No evento 525, o MPF informou a realização do PARECER TÉCNICO b 159/2025-ANPEA/CNP/SPPEA, de 14/02/2025 (Anexo 2 a 5), feito pela Secretaria de Perícia, Pesquisa e Análise do MPF, que apontou equívocos e lacunas nas avaliações juntadas no evento 504. O perito apontou os valores comerciais do três imóveis, sendo eles bem aquém do que querem fazer crer os executados, conforme tabela abaixo:
Desse modo, arguiu o MPF que os três imóveis (no valor total de R$ 1.969.000,00) são insuficientes para garantir integralmente o débito restante, ficando a descoberto um débito de R$ 1.422.735,88, razão pela qual não concordou com as garantias dadas pelos executados, e requereu a intimação destes para reforço.
Na sentença proferida nos autos da Tutela Cautelar Antecedente nº 5003305-60.2017.4.04.7210/SC foi determinada a transferência dos valores bloqueados nas contas bancárias de Rogério Marcio Guth, Tigrão Comércio Importação e Exportação de Tabacos EIRELI, Comércio de Tabacos Guerra EIRELI, Rogério Marcio Guth - EPP e Rudimar Francisco Guth para conta judicial vinculada aos autos e determinada a inclusão da União como interessada naqueles autos para indicar os dados necessários para conversão em renda dos valores. Restou consignado que eventuais novos pedidos relacionados aos bens indisponibilizados naqueles autos deverão ser formulados nos autos deste Cumprimento de Sentença (evento 531).
Rogerio Marcio Guth e Rudimar Francisco Guth, no evento 534, afirmam que já houve a liberação do valor de R$ 418.154,82 (quatrocentos e dezoito mil, cento e cinquenta e quatro reais e oitenta e dois centavos), em favor da União, todavia, este valor não se encontra devidamente atualizado, o que ultrapassaria a casa dos milhões.

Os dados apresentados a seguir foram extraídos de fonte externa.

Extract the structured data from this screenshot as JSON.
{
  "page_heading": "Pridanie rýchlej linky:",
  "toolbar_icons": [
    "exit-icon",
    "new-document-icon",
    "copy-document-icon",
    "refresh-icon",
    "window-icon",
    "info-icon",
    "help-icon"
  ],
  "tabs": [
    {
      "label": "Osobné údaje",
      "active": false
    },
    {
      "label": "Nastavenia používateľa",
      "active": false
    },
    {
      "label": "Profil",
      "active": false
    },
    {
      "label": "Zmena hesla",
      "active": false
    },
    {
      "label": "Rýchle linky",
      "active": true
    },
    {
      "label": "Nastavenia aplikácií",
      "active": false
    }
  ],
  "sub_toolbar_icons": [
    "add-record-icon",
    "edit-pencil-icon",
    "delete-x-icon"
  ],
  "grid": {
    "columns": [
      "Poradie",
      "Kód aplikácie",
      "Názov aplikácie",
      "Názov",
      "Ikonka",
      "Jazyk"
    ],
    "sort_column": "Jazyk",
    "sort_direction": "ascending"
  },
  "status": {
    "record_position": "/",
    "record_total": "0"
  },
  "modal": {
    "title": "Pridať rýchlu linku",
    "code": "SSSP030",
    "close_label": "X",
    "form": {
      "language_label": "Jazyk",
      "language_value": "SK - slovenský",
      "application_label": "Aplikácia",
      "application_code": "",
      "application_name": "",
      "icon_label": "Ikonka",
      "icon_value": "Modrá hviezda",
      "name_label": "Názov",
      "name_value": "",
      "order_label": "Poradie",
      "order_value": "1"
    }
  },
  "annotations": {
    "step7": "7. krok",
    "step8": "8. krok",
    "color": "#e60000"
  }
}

Propôs o que segue:
Assim, objetivando a liquidação do debito da forma mais célere possível, os executados além dos valores referidos no termo de acordo firmado em audiência (R$ 1.000.000,00), oferecem a título de reforço, o valor de R$ 200.000,00 (duzentos mil reais) em moeda corrente a serem pagos no mesmo de junho do corrente ano e o valor de R$ 200.000,00 (duzentos mil reais) em moeda corrente a serem pagos no mês de dezembro do corrente.
Ainda, conforme documentação em anexo, o executado Rogerio Marcio Guth, é legitimo procurador da empresa WC TABACOS LTDA, a qual possui um valor original de R$ 193.787,26 (cento e noventa três mil setecentos e oitenta e sete reais com vinte e seis centavos), bloqueado dentro dos autos n° 0003938-67.2008.8.16.0174 (Comarca de União da Vitoria/PR), contudo, conforme documentação que segue, diante da extinção daquele feito, determinou-se a restituição dos valores, os quais encontram-se bloqueados desde o ano de 2008, os quais atualizados ultrapassarão a casa dos milhões. Desta forma, havendo interesse dos exequentes, o executado Rogerio desde já concorda com a liberação dos referidos valores em favor desses.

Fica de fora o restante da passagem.